Team America: World Police Review

If Trey Parker and Matt Stone set out to offend with this film, then they’ve succeeded. It’s a shallow, sneering con of a movie that crucially isn’t very funny. Doubtless it’ll have its defenders and even fans, but they’re morons.

Writing as someone who cried with laughter on hearing the Unclef*cker song in South Park: The Movie, at least the first time, I couldn’t have been more disappointed with Team America: World Police. With hubris that would be laughable if it wasn’t symptomatic of something so terribly askew, Parker and Stone threatened not to make this film for Paramount if it wasn’t released before November’s US presidential election. This from a pair who maintain there’s no shame in not voting. W*nkers. Egotistical w*nkers. When History reflects upon George Bush’s legacy, that this film was held up as satire or even entertainment during his tenure demonstrates what a sad, useless machine for criticism Hollywood is.

The plot, such as it is, sounds promising: a self-appointed team of trigger-happy American yahoos out to save the world from the threat of terrorism. Thunderbird-like puppets equipped with an arsenal of rockets, jets and helicopters that launch from a secret base in Mount Rushmore, they avert an Islamic bomb threat in Paris but flatten the city in the process, losing one of their members. Regrouping, the team’s leader Spottiswoode recruits a Broadway actor, Gary (voiced by Parker) as a replacement – his acting skills as seen in the show Lease (‘Everyone Has AIDS’), making him the perfect undercover operative.

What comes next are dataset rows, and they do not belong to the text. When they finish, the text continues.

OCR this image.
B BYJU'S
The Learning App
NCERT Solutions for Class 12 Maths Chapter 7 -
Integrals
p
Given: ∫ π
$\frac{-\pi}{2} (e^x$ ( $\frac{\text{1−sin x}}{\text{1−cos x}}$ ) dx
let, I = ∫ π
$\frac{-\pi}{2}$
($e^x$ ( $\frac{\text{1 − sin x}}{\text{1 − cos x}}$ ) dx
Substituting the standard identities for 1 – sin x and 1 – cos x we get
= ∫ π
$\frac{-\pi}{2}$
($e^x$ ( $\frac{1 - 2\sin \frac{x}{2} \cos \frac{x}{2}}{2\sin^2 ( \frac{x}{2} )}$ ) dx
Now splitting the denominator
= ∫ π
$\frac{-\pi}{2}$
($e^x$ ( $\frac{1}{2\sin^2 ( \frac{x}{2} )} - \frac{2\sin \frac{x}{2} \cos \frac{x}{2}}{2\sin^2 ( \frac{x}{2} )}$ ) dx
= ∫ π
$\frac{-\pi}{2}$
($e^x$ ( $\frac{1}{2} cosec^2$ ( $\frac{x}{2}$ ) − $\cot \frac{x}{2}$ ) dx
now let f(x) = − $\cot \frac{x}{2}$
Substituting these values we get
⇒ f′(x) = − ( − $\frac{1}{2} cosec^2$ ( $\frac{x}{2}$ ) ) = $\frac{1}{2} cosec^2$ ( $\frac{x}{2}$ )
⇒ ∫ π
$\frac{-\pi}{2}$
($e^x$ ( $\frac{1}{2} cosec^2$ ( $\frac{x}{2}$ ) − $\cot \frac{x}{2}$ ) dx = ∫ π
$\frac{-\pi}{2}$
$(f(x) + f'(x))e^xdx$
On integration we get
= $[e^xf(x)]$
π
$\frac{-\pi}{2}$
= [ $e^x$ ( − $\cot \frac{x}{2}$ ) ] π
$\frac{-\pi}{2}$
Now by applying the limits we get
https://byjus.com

When they discover terrorists are planning to meet in a bar in Cairo, the team escort Gary, crudely altered to look Middle Eastern, to infiltrate the cell. But his cover is blown and all hell breaks loose, Team America wiping out the bad puppets and levelling the Pyramids. It turns out however, that the real threat comes from North Korean leader Kim Jong Il (also Parker). He plans to unleash “9/11 times 2,356”.

All of which is rendered in a crude parody of gung-ho Jerry Bruckheimer movies. There are the big explosions, gun battles and ridiculous human drama: Gary walking out on the team, hitting rock bottom, having a crisis of conscience and returning to save the day. The only problem is, your average Bruckheimer movie is (unintentionally) far funnier and Team America’s attempts to demonstrate the creaky hilarity of such blockbuster sequences with the rudimentary technology of puppets is a tame gag at best. The obligatory sex scene between Gary and another member of the team, Lisa is initially amusing for its novelty and Gary’s marionette lack of equipment. But like many of the jokes, it outstays its welcome. A scene where Jong Il feeds Hans Blix to his shark is potentially the most pointless, predictable Bond-parody yet committed to celluloid.

To be fair, some of the musical numbers (America! F*ck Yeah!) are amusing, and credit for criticising the liberal lobby too, in the form of America’s more right-on actors like Tim Robbins and Sean Penn. But taking the piss out of both the doves and the hawks (though curiously there’s no Bush or Rumsfeld. Are they supposed to be the unseen puppet masters? Or has this film no real balls at all?), makes Team America seem much less nihilistic than boringly immature, with absolutely nothing to say. Michael Moore as a suicide bomber? Please explain the humour in that. Film Actors Guild = F.A.G. Yeah, if you can’t get ‘em with the satire, pile on the cheap homophobia. Relentlessly.

Ok, so the film’s final message about people being dicks, pussies and arseholes is actually inversely clever and went a long way to excusing what had gone before. But if you’re going to be endlessly infantile and dismissive about heavyweight issues, please God, at least write some decent jokes.